10 Rules For Fighting Fair In Relationships
Couples who have regular air-clearing arguments have healthier relationships than those who keep their slings and arrows buried deep inside.However every fight need not be a bloody battle and here are tips how to keep it civil because this is the person whom it’s easiest to hurt, so you have to be careful with his or her feelings for the sake of your relationship.
1. Fight early, fight often
The idea is to get what’s bugging you off your chest when it first bugs you, rather than saving up hurts and slights for some giant blowup every six months or so, says Dr. Córdova. It’s about being clear and forthright.
2. Use “I” statements (the right way)
You’ve heard that “I” statements are the way to go: not “You always spend too much money!”, but “I get nervous about our financial situation when you spend without telling me.” But too many couples use the “I” statement as a bludgeon, says Kim Leatherdale, a New Jersey–based couples counselor. “You have to go beyond the complaint—’I hate when you come home late’—and add in a request, like, ‘I feel nervous when you’re out late; can you call when you’re delayed?'”
3. No biting! (No kidding!)
The “no biting” rule doesn’t just apply to literal chomping or other forms of physical abuse. No biting means no name-calling, and no making derogatory insults about your partner’s character, says Dr. Córdova. If you’re upset that he leaves clothes on the floor, saying “You’re such a pig!” is an attack. “The only thing he can do in response is defend himself by tossing an insult back. Not productive.”
4. No third parties
Complaining to friends and family about your partner’s slights only “muddies the issues and leaves bad feelings,” says Leatherdale. Sure, there are times you need a sounding board, but when you are actually in an argument with your partner, yelling something like, “Well, my friend Carol thinks you’re wrong, too!” won’t exactly enhance harmony.
If an argument comes up, “stop doing whatever else you’re doing,” says Leatherdale.

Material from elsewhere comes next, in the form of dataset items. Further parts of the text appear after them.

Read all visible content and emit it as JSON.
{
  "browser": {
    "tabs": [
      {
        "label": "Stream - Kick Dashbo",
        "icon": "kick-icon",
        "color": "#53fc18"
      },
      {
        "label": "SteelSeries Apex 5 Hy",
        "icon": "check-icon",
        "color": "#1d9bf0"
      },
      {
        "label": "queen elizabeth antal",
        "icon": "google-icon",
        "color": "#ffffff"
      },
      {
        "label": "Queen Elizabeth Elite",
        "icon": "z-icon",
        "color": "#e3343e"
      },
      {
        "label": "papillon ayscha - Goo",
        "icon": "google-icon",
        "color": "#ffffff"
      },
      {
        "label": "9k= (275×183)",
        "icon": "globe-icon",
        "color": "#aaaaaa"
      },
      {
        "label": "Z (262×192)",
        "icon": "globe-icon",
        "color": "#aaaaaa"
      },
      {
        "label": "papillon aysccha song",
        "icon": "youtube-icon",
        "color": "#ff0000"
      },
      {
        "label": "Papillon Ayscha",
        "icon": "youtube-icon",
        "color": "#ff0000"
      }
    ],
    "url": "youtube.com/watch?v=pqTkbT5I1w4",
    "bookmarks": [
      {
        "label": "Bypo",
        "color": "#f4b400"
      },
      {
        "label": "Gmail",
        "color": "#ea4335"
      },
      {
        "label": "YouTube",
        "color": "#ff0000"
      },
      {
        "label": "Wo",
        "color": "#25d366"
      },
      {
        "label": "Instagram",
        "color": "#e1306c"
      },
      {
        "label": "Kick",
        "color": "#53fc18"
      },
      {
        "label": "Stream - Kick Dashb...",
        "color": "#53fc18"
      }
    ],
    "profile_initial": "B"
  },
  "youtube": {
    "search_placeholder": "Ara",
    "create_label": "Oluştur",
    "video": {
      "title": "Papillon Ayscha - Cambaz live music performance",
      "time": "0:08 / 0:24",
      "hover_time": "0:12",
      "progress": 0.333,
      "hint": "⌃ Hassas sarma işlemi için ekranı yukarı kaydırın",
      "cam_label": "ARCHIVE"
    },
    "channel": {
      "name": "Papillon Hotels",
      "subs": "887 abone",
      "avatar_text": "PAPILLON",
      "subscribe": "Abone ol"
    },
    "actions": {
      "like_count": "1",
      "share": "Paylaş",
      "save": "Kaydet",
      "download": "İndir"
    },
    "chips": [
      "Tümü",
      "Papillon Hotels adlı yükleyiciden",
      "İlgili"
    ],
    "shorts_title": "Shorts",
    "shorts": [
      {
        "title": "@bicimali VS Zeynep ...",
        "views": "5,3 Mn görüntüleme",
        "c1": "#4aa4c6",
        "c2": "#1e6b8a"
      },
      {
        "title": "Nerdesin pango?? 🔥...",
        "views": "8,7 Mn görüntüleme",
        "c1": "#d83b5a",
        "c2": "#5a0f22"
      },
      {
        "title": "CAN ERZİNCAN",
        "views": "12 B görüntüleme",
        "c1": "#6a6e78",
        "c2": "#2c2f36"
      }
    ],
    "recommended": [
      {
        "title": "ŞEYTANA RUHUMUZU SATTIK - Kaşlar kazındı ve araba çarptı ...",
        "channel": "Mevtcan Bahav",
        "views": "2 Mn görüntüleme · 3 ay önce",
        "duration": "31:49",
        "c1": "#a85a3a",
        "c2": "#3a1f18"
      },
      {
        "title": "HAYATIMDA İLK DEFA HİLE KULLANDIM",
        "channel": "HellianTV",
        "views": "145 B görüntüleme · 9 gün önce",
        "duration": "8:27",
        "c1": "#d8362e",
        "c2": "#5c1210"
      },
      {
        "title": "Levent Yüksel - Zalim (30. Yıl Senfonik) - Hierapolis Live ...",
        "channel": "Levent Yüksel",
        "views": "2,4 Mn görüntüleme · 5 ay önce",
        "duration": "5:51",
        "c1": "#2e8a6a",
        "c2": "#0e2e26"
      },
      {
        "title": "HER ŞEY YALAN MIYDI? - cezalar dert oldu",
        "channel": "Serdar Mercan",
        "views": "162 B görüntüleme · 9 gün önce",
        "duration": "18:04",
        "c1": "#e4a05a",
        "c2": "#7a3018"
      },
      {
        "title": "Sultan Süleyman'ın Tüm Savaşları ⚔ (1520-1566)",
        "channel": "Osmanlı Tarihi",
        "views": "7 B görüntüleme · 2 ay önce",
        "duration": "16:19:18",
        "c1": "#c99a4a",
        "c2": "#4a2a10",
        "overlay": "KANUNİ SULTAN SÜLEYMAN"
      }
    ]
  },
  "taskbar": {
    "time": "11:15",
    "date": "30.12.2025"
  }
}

That means no texting, watching TV, etc. until a resolution is met. Also, try to deal solely with the issue at hand, without bringing in other problems (you can have those fights later!).
6. Take a break
If either or both of you are getting super-heated, and taking a short breather hasn’t done the trick, you may need a longer time-out. Just say, “I need a break,” and separate for long enough to really cool down. Forty-five minutes is ideal to recover physiologically, says Dr. Córdova. “But don’t use cooldowns to retreat completely from the fight; you have to promise to come back to it later.” When arguments reach a boiling point, we react physiologically, with increased heart rate and blood pressure. “When you’re physiologically wound up, it’s virtually impossible to fight productively or fairly,” says Dr. Córdova.
7. Skip the silent treatment
Surprise: Turning a cold shoulder accomplishes nothing. “What you’re doing there is expecting your partner to read your mind about what’s wrong,” says Leatherdale. You may think you’re avoiding conflict, but you’re only making things worse, creating something else to fight about.
8. Agree to disagree sometimes
You’ll never resolve every argument, so sometimes it’s best to give in for the sake of your relationship. Leatherdale says a useful question to keep in mind is, “Do you want to be right, or do you want to be married?” The idea is to respectfully agree that there are things you’ll never see eye-to-eye on.
9. No blaming
The aim of a fair fight is for both of you to take responsibility and work together to solve a problem. “If you put blame on your partner, the burden’s all on him to fix it,” says Leatherdale. And, to be fair, you shouldn’t place all the blame on yourself, either.
10. No below-the-belt remarks
In the heat of battle, it can be tempting to say the things you know will twist the knife in further, says Leatherdale. Hold your tongue; saying something like “No wonder your old girlfriend left you!” is the kind of mean slap that’s hard to take back later.